DARKE COUNTY — President Franklin Roosevelt called it “a date which will live in infamy.”
December 7, 1941, remains an “infamous” date even today, as the United States marks the 75th anniversary of the Japanese attack on the U.S. Naval Base at Pearl Harbor in Oahu, Hawaii.
Commemorations across the country will pay tribute to those who died that day as well as their comrades who perished over the course of the next four years. It was a defining moment in the lives of those who were there.
December 7, 1941, is one of those dates which conjures up the question “What were you doing when you first heard?” Because of the momentous historical shift it caused, the date continues to hold a pivotal place in the American psyche. The only dates even closely comparable among those still living today would be the November 22, 1963, assassination of President John F. Kennedy and the September 11, 2001, terrorist attacks on the World Trade Center and Pentagon.
For Americans at the time, December 7 was a typical Sunday. Citizens on the mainland were enjoying their afternoon when news of the attack was broadcast over the radio. Though President Roosevelt had urged strengthening of America’s armed forces, many expected a conflict with Nazi Germany first, which had been at war with Great Britain since September 1939 and the Soviet Union beginning in June 1941. Much of continental Europe, including France, had fallen under Nazi domination.
Shortly before 8 a.m. Hawaii time, scores of Japanese planes descended from the sky to drop bombs and launch torpedoes at U.S. Navy vessels, aircraft and ground facilities. U.S. Army air bases on the island were also targeted. The aerial assault caught American forces completely off guard. The attack came in two waves.
In less than two hours, 2,403 Americans were dead and an additional 1,178 others wounded. Four U.S. battleships lay at the bottom of the harbor, numerous other vessels were severely damaged, and hundreds of U.S. planes were smouldering in ruins. Fortunately for the Navy, its aircraft carriers were not at Pearl Harbor, but at sea during the attack.
In contrast to American losses, the Japanese lost 29 aircraft, five midget submarines and 64 dead.
The worst hit ship, the USS Arizona, saw most of its sailors perish as the battleship exploded. More than 1,100 died on that vessel alone, representing almost half the day’s death toll.

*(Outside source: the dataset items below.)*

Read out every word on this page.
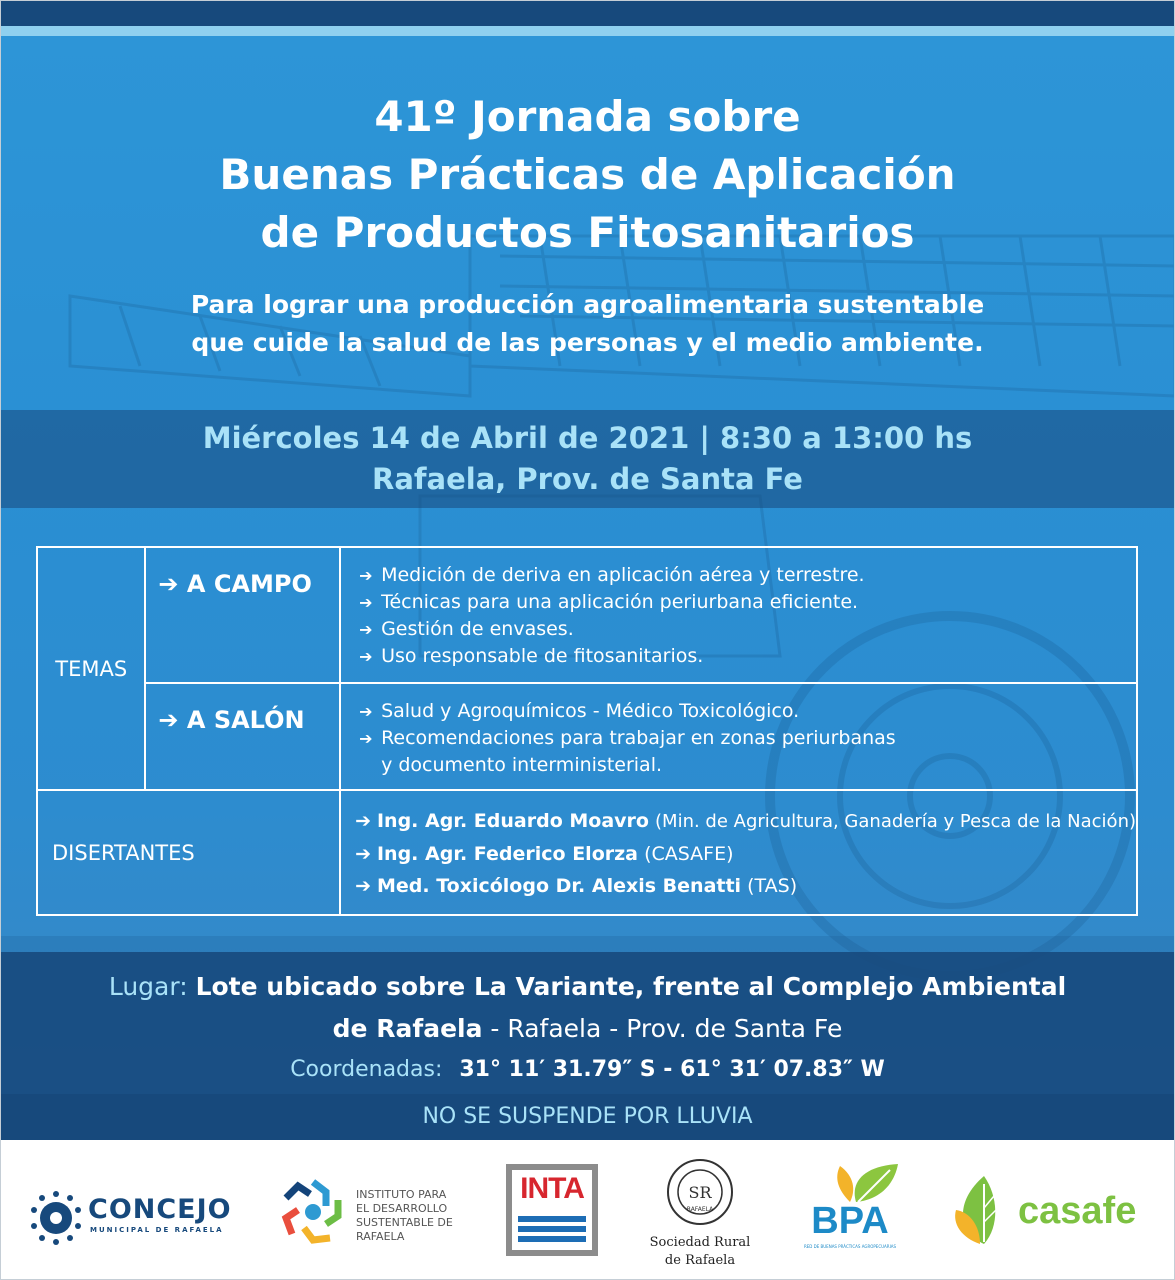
41º Jornada sobre
Buenas Prácticas de Aplicación
de Productos Fitosanitarios
Para lograr una producción agroalimentaria sustentable
que cuide la salud de las personas y el medio ambiente.
Miércoles 14 de Abril de 2021 | 8:30 a 13:00 hs
Rafaela, Prov. de Santa Fe
TEMAS	➔ A CAMPO	➔ Medición de deriva en aplicación aérea y terrestre.
➔ Técnicas para una aplicación periurbana eficiente.
➔ Gestión de envases.
➔ Uso responsable de fitosanitarios.

	➔ A SALÓN	➔ Salud y Agroquímicos - Médico Toxicológico.
➔ Recomendaciones para trabajar en zonas periurbanas
y documento interministerial.

DISERTANTES		➔ Ing. Agr. Eduardo Moavro (Min. de Agricultura, Ganadería y Pesca de la Nación)
➔ Ing. Agr. Federico Elorza (CASAFE)
➔ Med. Toxicólogo Dr. Alexis Benatti (TAS)
Lugar: Lote ubicado sobre La Variante, frente al Complejo Ambiental
de Rafaela - Rafaela - Prov. de Santa Fe
Coordenadas: 31° 11′ 31.79″ S - 61° 31′ 07.83″ W
NO SE SUSPENDE POR LLUVIA
CONCEJO
MUNICIPAL DE RAFAELA
INSTITUTO PARA
EL DESARROLLO
SUSTENTABLE DE
RAFAELA
INTA	SR
RAFAELA
Sociedad Rural
de Rafaela
BPA
RED DE BUENAS PRÁCTICAS AGROPECUARIAS
casafe
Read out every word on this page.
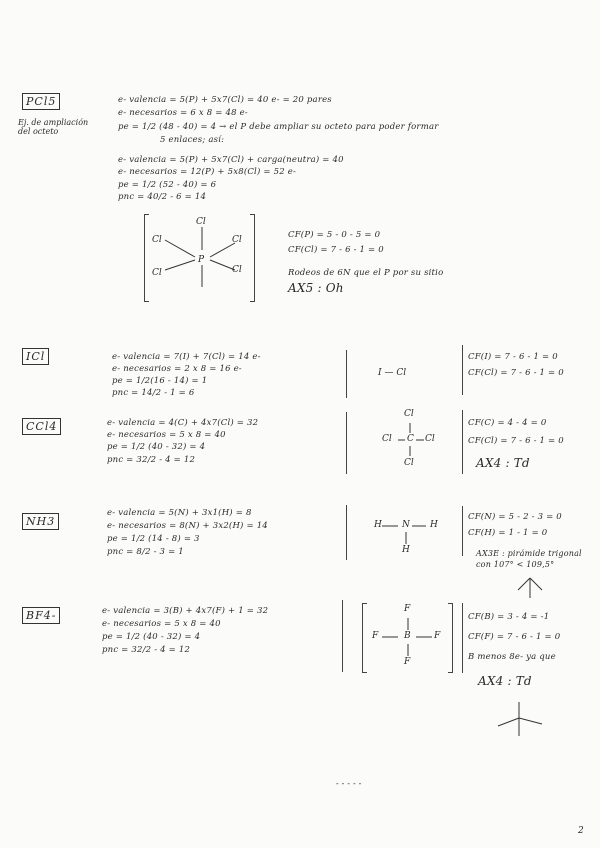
PCl5
Ej. de ampliación
del octeto
e- valencia = 5(P) + 5x7(Cl) = 40 e- = 20 pares
e- necesarios = 6 x 8 = 48 e-
pe = 1/2 (48 - 40) = 4 → el P debe ampliar su octeto para poder formar
5 enlaces; así:
e- valencia = 5(P) + 5x7(Cl) + carga(neutra) = 40
e- necesarios = 12(P) + 5x8(Cl) = 52 e-
pe = 1/2 (52 - 40) = 6
pnc = 40/2 - 6 = 14
Cl
Cl	Cl
P
Cl	Cl
CF(P) = 5 - 0 - 5 = 0
CF(Cl) = 7 - 6 - 1 = 0
Rodeos de 6N que el P por su sitio
AX5 : Oh
ICl	e- valencia = 7(I) + 7(Cl) = 14 e-
e- necesarios = 2 x 8 = 16 e-
pe = 1/2(16 - 14) = 1
pnc = 14/2 - 1 = 6
I — Cl
CF(I) = 7 - 6 - 1 = 0
CF(Cl) = 7 - 6 - 1 = 0
CCl4	e- valencia = 4(C) + 4x7(Cl) = 32
e- necesarios = 5 x 8 = 40
pe = 1/2 (40 - 32) = 4
pnc = 32/2 - 4 = 12
Cl
Cl C Cl
Cl
CF(C) = 4 - 4 = 0
CF(Cl) = 7 - 6 - 1 = 0
AX4 : Td
NH3
e- valencia = 5(N) + 3x1(H) = 8
e- necesarios = 8(N) + 3x2(H) = 14
pe = 1/2 (14 - 8) = 3
pnc = 8/2 - 3 = 1
H N H
H
CF(N) = 5 - 2 - 3 = 0
CF(H) = 1 - 1 = 0
AX3E : pirámide trigonal
con 107° < 109,5°
BF4-	e- valencia = 3(B) + 4x7(F) + 1 = 32
e- necesarios = 5 x 8 = 40
pe = 1/2 (40 - 32) = 4
pnc = 32/2 - 4 = 12
F
F	B	F
F
CF(B) = 3 - 4 = -1
CF(F) = 7 - 6 - 1 = 0
B menos 8e- ya que
AX4 : Td
- - - - -
2
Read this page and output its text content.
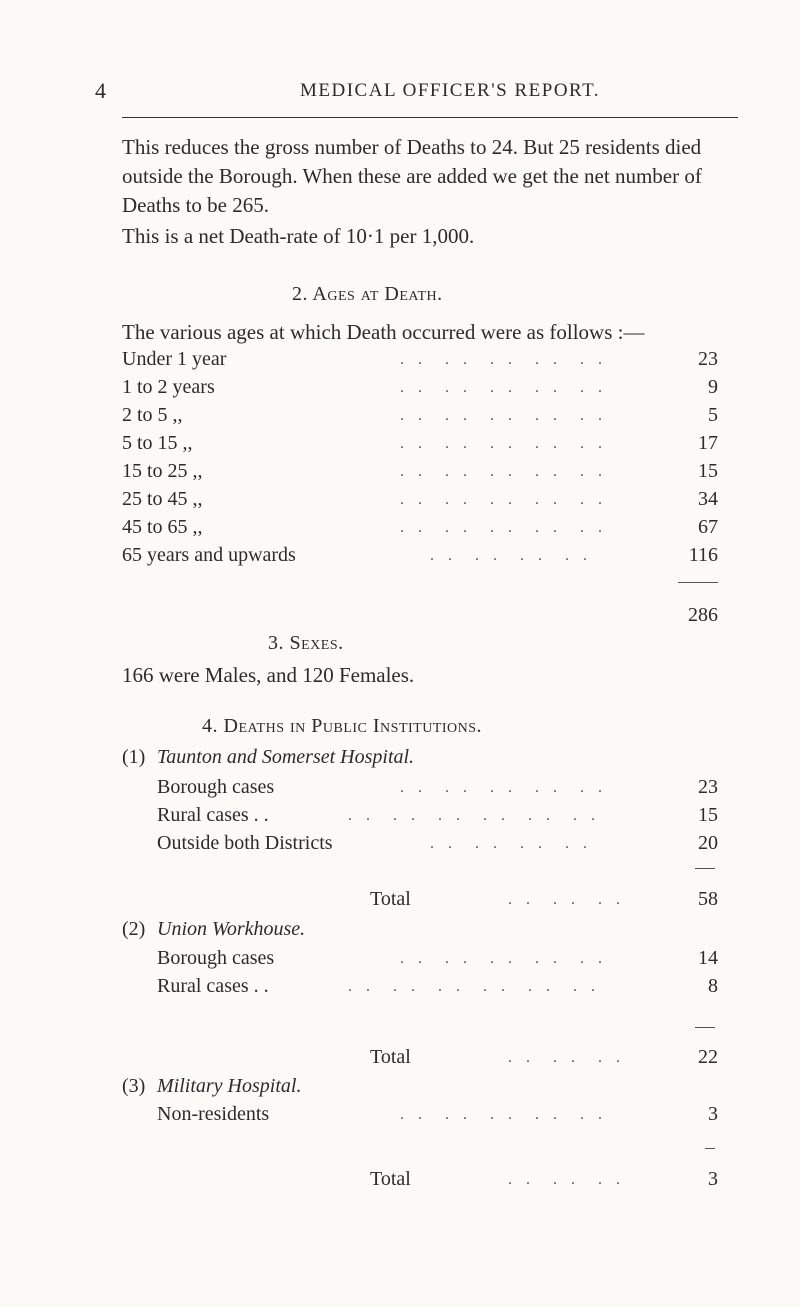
4	MEDICAL OFFICER'S REPORT.
This reduces the gross number of Deaths to 24. But 25 residents died outside the Borough. When these are added we get the net number of Deaths to be 265.
This is a net Death-rate of 10·1 per 1,000.
2. Ages at Death.
The various ages at which Death occurred were as follows :—
Under 1 year	. .  . .  . .  . .  . .	23
1 to 2 years	. .  . .  . .  . .  . .	9
2 to 5 ,,	. .  . .  . .  . .  . .	5
5 to 15 ,,	. .  . .  . .  . .  . .	17
15 to 25 ,,	. .  . .  . .  . .  . .	15
25 to 45 ,,	. .  . .  . .  . .  . .	34
45 to 65 ,,	. .  . .  . .  . .  . .	67
65 years and upwards	. .  . .  . .  . .	116
286
3. Sexes.
166 were Males, and 120 Females.
4. Deaths in Public Institutions.
(1) Taunton and Somerset Hospital.
Borough cases	. .  . .  . .  . .  . .	23
Rural cases . .	. .  . .  . .  . .  . .  . .	15
Outside both Districts	. .  . .  . .  . .	20
Total	. .  . .  . .	58
(2) Union Workhouse.
Borough cases	. .  . .  . .  . .  . .	14
Rural cases . .	. .  . .  . .  . .  . .  . .	8
Total	. .  . .  . .	22
(3) Military Hospital.
Non-residents	. .  . .  . .  . .  . .	3
Total	. .  . .  . .	3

Within hours of the attack on Pearl Harbor, Japanese forces under Emperor Hirohito also launched aerial assaults on American installations in the Philippines and Guam and on the British possessions of Hong Kong, Malaya and Singapore.
Roosevelt gave his “Infamy” speech to a joint session of Congress December 8, asking Congress to declare war. A day after the first bombs fell on Pearl Harbor, America found itself officially at war with the Empire of Japan.
American soldiers and civilians alike vowed to “Remember Pearl Harbor” and exact revenge on Japanese treachery.
Japan’s Axis ally, Germany, would soon feel the sting of American wrath as well. Nazi dictator Adolf Hitler, in solidarity with Japan and angered by overt American aid to Great Britain, declared war on the United States December 11.
While the U.S. devoted itself to a “Europe first” strategy in conquering its Axis foes, the long journey to defeat Japan commenced nonetheless. Soldiers, sailors and Marines “hopped” from island to island, edging ever closer to the Japanese mainland over the next four years.
Germany surrendered to the Allies May 8, 1945. Japan held out longer, only agreeing to terms on September 2, 1945, following the atomic devastation wreaked on Hiroshima and Nagasaki.
America’s participation in World War II came at great cost. By the end of the war, more than 400,000 U.S. service personnel had died, marking the greatest loss of life in any conflict since the Civil War.
According to the U.S. Department of Veterans Affairs (VA), approximately 620,000 of the 16 million service men and women who served in the armed forces during the war were still alive in 2016. That number, naturally, will rapidly decrease as time passes.
The VA estimates that by 2020, only 282,000 World War II vets will still be around. It estimates only 13,000 veterans may live to see 2034.